The desperate father prays for help to believe. Jesus dramatically answers by commanding the demon to flee from the boy. Demons believe but do not trust Jesus. Except that’s not exactly true. Demons trust Jesus to do them in. So this demon obeys and departs, but not without convulsing the boy one last time so violently that he went limp like a dead man. The stunned crowd now gathered around concluded just that. A fearful murmur ran through the people. They said, “He’s dead.” But since “everything is possible for the one who believes,” Jesus reached out and took the boy by the hand and lifted him up, or better, Jesus took him by the hand and raised him up, the verb being the same as the verb resurrect. Throughout Scripture, healing and resurrection are always analogous. Healing is an image of the resurrection, it’s a picture in part of what new creation and our new bodies will be when we’re whole. Healing operates as a signpost pointing out the trail, it is not the final summit. Jesus didn’t heal everybody on earth because this life is not it. Even those whom Jesus did heal all got sick again and eventually died.

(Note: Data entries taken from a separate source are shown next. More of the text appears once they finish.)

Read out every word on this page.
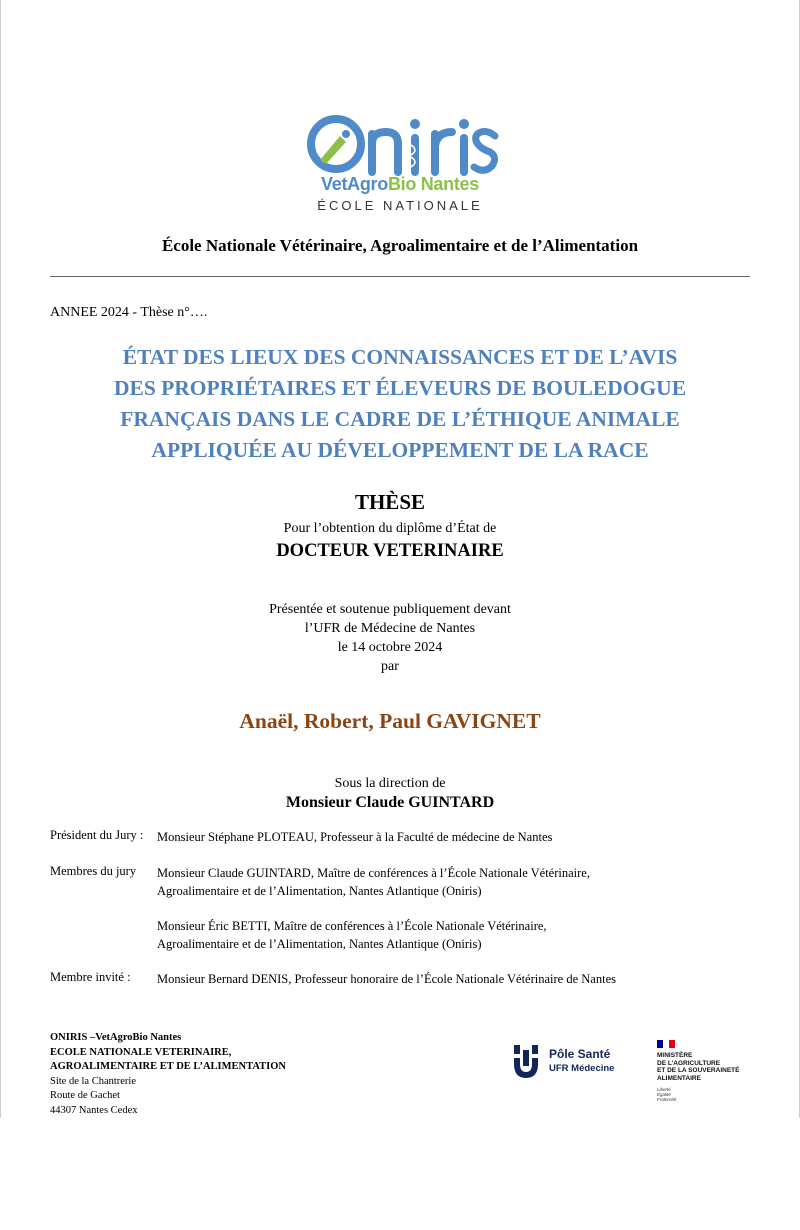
VetAgroBio Nantes
ÉCOLE NATIONALE
École Nationale Vétérinaire, Agroalimentaire et de l’Alimentation
ANNEE 2024 - Thèse n°….
ÉTAT DES LIEUX DES CONNAISSANCES ET DE L’AVIS
DES PROPRIÉTAIRES ET ÉLEVEURS DE BOULEDOGUE
FRANÇAIS DANS LE CADRE DE L’ÉTHIQUE ANIMALE
APPLIQUÉE AU DÉVELOPPEMENT DE LA RACE
THÈSE
Pour l’obtention du diplôme d’État de
DOCTEUR VETERINAIRE
Présentée et soutenue publiquement devant
l’UFR de Médecine de Nantes
le 14 octobre 2024
par
Anaël, Robert, Paul GAVIGNET
Sous la direction de
Monsieur Claude GUINTARD
Président du Jury : Monsieur Stéphane PLOTEAU, Professeur à la Faculté de médecine de Nantes
Membres du jury Monsieur Claude GUINTARD, Maître de conférences à l’École Nationale Vétérinaire,
Agroalimentaire et de l’Alimentation, Nantes Atlantique (Oniris)
Monsieur Éric BETTI, Maître de conférences à l’École Nationale Vétérinaire,
Agroalimentaire et de l’Alimentation, Nantes Atlantique (Oniris)
Membre invité : Monsieur Bernard DENIS, Professeur honoraire de l’École Nationale Vétérinaire de Nantes
ONIRIS –VetAgroBio Nantes
ECOLE NATIONALE VETERINAIRE,
AGROALIMENTAIRE ET DE L’ALIMENTATION
Site de la Chantrerie
Route de Gachet
44307 Nantes Cedex
Pôle Santé
UFR Médecine
MINISTÈRE
DE L’AGRICULTURE
ET DE LA SOUVERAINETÉ
ALIMENTAIRE
Liberté
Égalité
Fraternité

But those who eventually died will eventually rise. “Everything is possible for the one who believes” means “resurrection is possible for the one who believes.” “I am the resurrection and the life,” Jesus said, “The one who believes in me will live, even though he dies; whoever lives and believes in me will never die” everyone who believes resurrects. Even Peter would eventually get it, and experience it too. “Praise be to the God and Father of our Lord Jesus Christ!” he writes, “In his great mercy he has given us new birth into a living hope through the resurrection of Jesus Christ from the dead, and into an inheritance that can never perish, spoil or fade…. In this you greatly rejoice, though now for a little while you may have had to suffer. This suffering comes come so that your faith――of greater worth than gold, which perishes even though refined by fire――may prove itself to be genuine and may result in praise, glory and honor when Jesus Christ is revealed again.” Even weak faith is strong as long as it is faith in Christ who died and rose from the dead. Let us pray for the faith to believe in Him, that we may want what God wants, on earth as it is in heaven, no matter how hard as that may sometimes be.